Trust Spanning Protocol (TSP)
The Trust Spanning Protocol is a messaging protocol specified by the Trust Over IP Foundation (TSP Specification Rev 2, November 2025 Experimental Implementer’s Draft). It’s a leaner alternative to DIDComm — and as of late June 2026, it is the ecosystem’s preferred transport: official guidance across the VTI flipped to TSP > DIDComm > REST.
Key Characteristics
- HPKE-Auth encryption — Hybrid Public Key Encryption (RFC 9180) with authentication
- CESR binary encoding — Composable Event Streaming Representation, a compact binary format
- Simpler than DIDComm — fewer layers, less complexity, designed for high-performance scenarios
- Direct, Routed, and Nested message modes — including relay through mediators and cross-mediator federation
How the Ecosystem Adopted It
TSP’s promotion happened in a coordinated burst across three repos in June–July 2026:
- Affinidi TDK did the heavy lifting (~60 commits): the
affinidi-tspcrate graduated from experimental to supported, was declared fully interoperable with the ToIP referencetsp_sdk(verified by a round-trip interop harness), and the mediator became dual-protocol — it sniffs DIDComm vs TSP frames on the same endpoint and websocket, bridges between the two, and federates TSP across mediators. Clients select TSP automatically when a peer supports it, with DIDComm fallback. - VTI initially deferred TSP (2026-06-22 decision record) because the mediator couldn’t route it — then reversed that decision three days later when the TDK work landed, and shipped TSP as a first-class managed service on the VTA (enable/disable/rollback via
pnm services, DID templates advertising aTSPTransportservice, a TSP health probe). - did-hosting-service added TSP as a third transport binding alongside HTTPS and DIDComm — possible in one PR because every wire operation there is a transport-agnostic Trust Task document (“everything is a trust task”).
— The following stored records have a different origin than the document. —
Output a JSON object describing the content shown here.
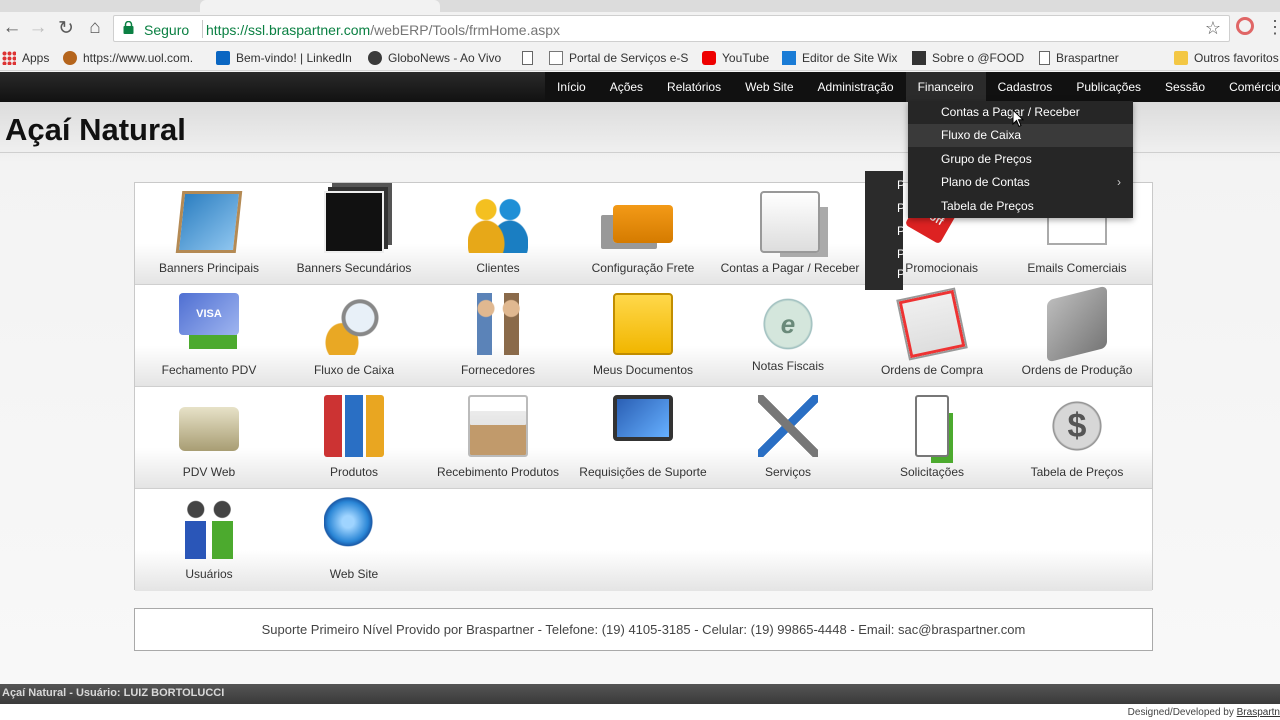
{
  "browser": {
    "secure_label": "Seguro",
    "url_host": "https://ssl.braspartner.com",
    "url_path": "/webERP/Tools/frmHome.aspx",
    "bookmarks": [
      {
        "label": "Apps",
        "icon": "apps-icon"
      },
      {
        "label": "https://www.uol.com.",
        "icon": "uol-icon"
      },
      {
        "label": "Bem-vindo! | LinkedIn",
        "icon": "linkedin-icon"
      },
      {
        "label": "GloboNews - Ao Vivo",
        "icon": "globonews-icon"
      },
      {
        "label": "",
        "icon": "page-icon"
      },
      {
        "label": "Portal de Serviços e-S",
        "icon": "portal-icon"
      },
      {
        "label": "YouTube",
        "icon": "youtube-icon"
      },
      {
        "label": "Editor de Site Wix",
        "icon": "wix-icon"
      },
      {
        "label": "Sobre o @FOOD",
        "icon": "food-icon"
      },
      {
        "label": "Braspartner",
        "icon": "page-icon"
      },
      {
        "label": "Outros favoritos",
        "icon": "folder-icon"
      }
    ]
  },
  "nav": {
    "items": [
      "Início",
      "Ações",
      "Relatórios",
      "Web Site",
      "Administração",
      "Financeiro",
      "Cadastros",
      "Publicações",
      "Sessão",
      "Comércio"
    ],
    "active": "Financeiro"
  },
  "dropdown": {
    "items": [
      "Contas a Pagar / Receber",
      "Fluxo de Caixa",
      "Grupo de Preços",
      "Plano de Contas",
      "Tabela de Preços"
    ],
    "hover": "Fluxo de Caixa",
    "submenu_item": "Plano de Contas"
  },
  "company": {
    "name": "Açaí Natural"
  },
  "tiles": [
    [
      {
        "label": "Banners Principais",
        "icon": "easel-icon"
      },
      {
        "label": "Banners Secundários",
        "icon": "photos-icon"
      },
      {
        "label": "Clientes",
        "icon": "customers-icon"
      },
      {
        "label": "Configuração Frete",
        "icon": "truck-icon"
      },
      {
        "label": "Contas a Pagar / Receber",
        "icon": "bills-icon"
      },
      {
        "label": "tos Promocionais",
        "icon": "sale-tag-icon"
      },
      {
        "label": "Emails Comerciais",
        "icon": "envelope-icon"
      }
    ],
    [
      {
        "label": "Fechamento PDV",
        "icon": "credit-card-icon"
      },
      {
        "label": "Fluxo de Caixa",
        "icon": "magnifier-coins-icon"
      },
      {
        "label": "Fornecedores",
        "icon": "suppliers-icon"
      },
      {
        "label": "Meus Documentos",
        "icon": "folder-icon"
      },
      {
        "label": "Notas Fiscais",
        "icon": "nfe-icon"
      },
      {
        "label": "Ordens de Compra",
        "icon": "purchase-order-icon"
      },
      {
        "label": "Ordens de Produção",
        "icon": "production-machine-icon"
      }
    ],
    [
      {
        "label": "PDV Web",
        "icon": "cash-register-icon"
      },
      {
        "label": "Produtos",
        "icon": "binders-icon"
      },
      {
        "label": "Recebimento Produtos",
        "icon": "package-icon"
      },
      {
        "label": "Requisições de Suporte",
        "icon": "support-monitor-icon"
      },
      {
        "label": "Serviços",
        "icon": "tools-icon"
      },
      {
        "label": "Solicitações",
        "icon": "clipboard-check-icon"
      },
      {
        "label": "Tabela de Preços",
        "icon": "dollar-icon"
      }
    ],
    [
      {
        "label": "Usuários",
        "icon": "users-icon"
      },
      {
        "label": "Web Site",
        "icon": "globe-icon"
      }
    ]
  ],
  "side_popup": {
    "letters": [
      "P",
      "P",
      "P",
      "P",
      "P"
    ]
  },
  "support": {
    "text": "Suporte Primeiro Nível Provido por Braspartner - Telefone: (19) 4105-3185 - Celular: (19) 99865-4448 - Email: sac@braspartner.com"
  },
  "status_bar": {
    "text": "Açaí Natural - Usuário: LUIZ BORTOLUCCI"
  },
  "credit": {
    "prefix": "Designed/Developed by ",
    "link": "Braspartn"
  }
}
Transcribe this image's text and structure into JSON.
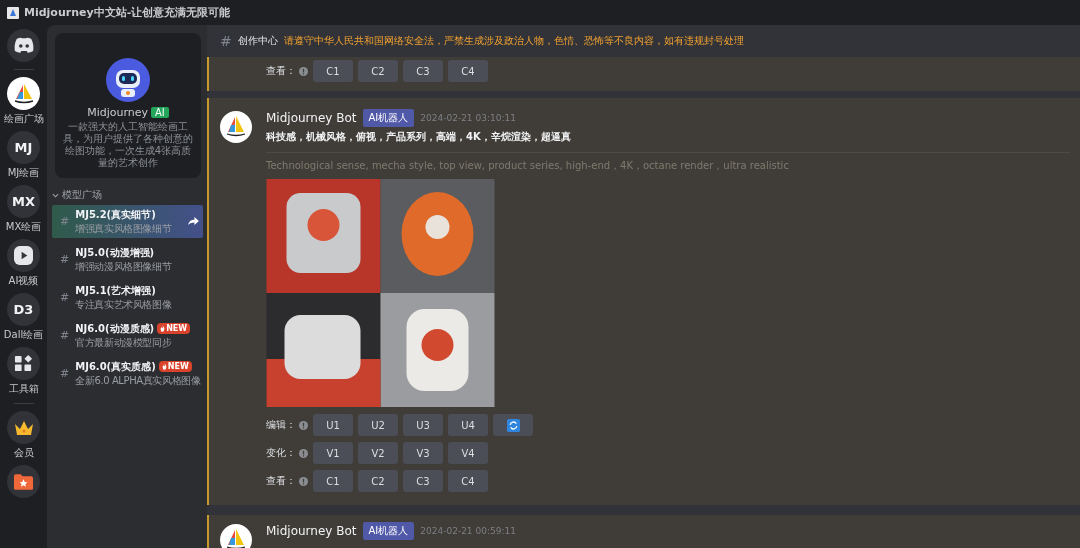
{
  "window": {
    "title": "Midjourney中文站-让创意充满无限可能"
  },
  "rail": {
    "items": [
      {
        "kind": "discord",
        "selected": false
      },
      {
        "kind": "divider"
      },
      {
        "kind": "logo",
        "label": "绘画广场",
        "selected": true
      },
      {
        "kind": "text",
        "mark": "MJ",
        "label": "MJ绘画",
        "selected": false
      },
      {
        "kind": "text",
        "mark": "MX",
        "label": "MX绘画",
        "selected": false
      },
      {
        "kind": "play",
        "label": "AI视频",
        "selected": false
      },
      {
        "kind": "text",
        "mark": "D3",
        "label": "Dall绘画",
        "selected": false
      },
      {
        "kind": "apps",
        "label": "工具箱",
        "selected": false
      },
      {
        "kind": "divider"
      },
      {
        "kind": "crown",
        "label": "会员",
        "selected": false
      },
      {
        "kind": "folder",
        "selected": false
      }
    ]
  },
  "sidebar": {
    "profile": {
      "name": "Midjourney",
      "badge": "AI",
      "description": "一款强大的人工智能绘画工具，为用户提供了各种创意的绘图功能，一次生成4张高质量的艺术创作"
    },
    "section": {
      "title": "模型广场",
      "expanded": true
    },
    "channels": [
      {
        "hash": "#",
        "title": "MJ5.2(真实细节)",
        "subtitle": "增强真实风格图像细节",
        "selected": true
      },
      {
        "hash": "#",
        "title": "NJ5.0(动漫增强)",
        "subtitle": "增强动漫风格图像细节",
        "selected": false
      },
      {
        "hash": "#",
        "title": "MJ5.1(艺术增强)",
        "subtitle": "专注真实艺术风格图像",
        "selected": false
      },
      {
        "hash": "#",
        "title": "NJ6.0(动漫质感)",
        "subtitle": "官方最新动漫模型同步",
        "badge": "NEW",
        "selected": false
      },
      {
        "hash": "#",
        "title": "MJ6.0(真实质感)",
        "subtitle": "全新6.0 ALPHA真实风格图像",
        "badge": "NEW",
        "selected": false
      }
    ]
  },
  "header": {
    "hash": "#",
    "title": "创作中心",
    "notice": "请遵守中华人民共和国网络安全法，严禁生成涉及政治人物，色情、恐怖等不良内容，如有违规封号处理"
  },
  "messages": [
    {
      "rows": [
        {
          "label": "查看：",
          "buttons": [
            "C1",
            "C2",
            "C3",
            "C4"
          ],
          "refresh": false
        }
      ]
    },
    {
      "author": "Midjourney Bot",
      "badge": "AI机器人",
      "time": "2024-02-21 03:10:11",
      "prompt": "科技感，机械风格，俯视，产品系列，高端，4K，辛烷渲染，超逼真",
      "prompt_en": "Technological sense, mecha style, top view, product series, high-end，4K，octane render，ultra realistic",
      "image": {
        "kind": "picture"
      },
      "rows": [
        {
          "label": "编辑：",
          "buttons": [
            "U1",
            "U2",
            "U3",
            "U4"
          ],
          "refresh": true
        },
        {
          "label": "变化：",
          "buttons": [
            "V1",
            "V2",
            "V3",
            "V4"
          ],
          "refresh": false
        },
        {
          "label": "查看：",
          "buttons": [
            "C1",
            "C2",
            "C3",
            "C4"
          ],
          "refresh": false
        }
      ]
    },
    {
      "author": "Midjourney Bot",
      "badge": "AI机器人",
      "time": "2024-02-21 00:59:11"
    }
  ]
}
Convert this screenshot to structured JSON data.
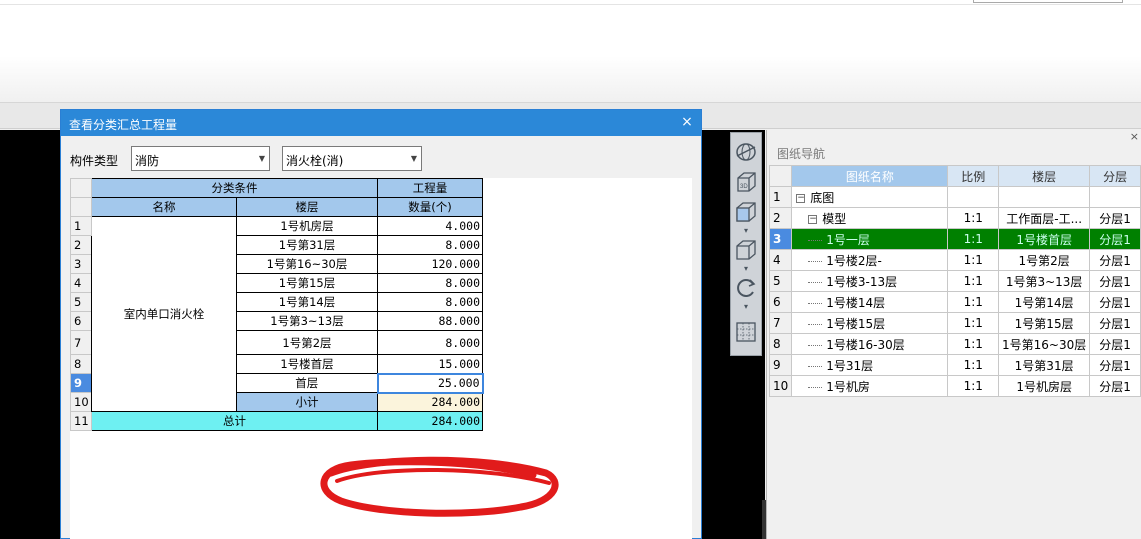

Design decisions worth knowing: DIDs double as TSP VIDs reusing existing Ed25519/X25519 keys (no new key material); capability discovery is DID-document-driven — peers advertise a service of type TSPTransport, and senders prefer it over DIDCommMessaging when present; TSP rides the same per-DID mediator websocket as DIDComm, so no second socket.
Relationship to DIDComm
TSP and DIDComm serve similar purposes (secure, DID-based messaging) but make different trade-offs. DIDComm is more established with broader tooling; TSP is leaner and tracks the ToIP standards direction. The current posture is TSP-preferred, DIDComm as the interop layer: TSP support is feature-gated and opt-in today, with stated intent to make it default-on after field exercise, and proactive outbound flows in some services still use DIDComm.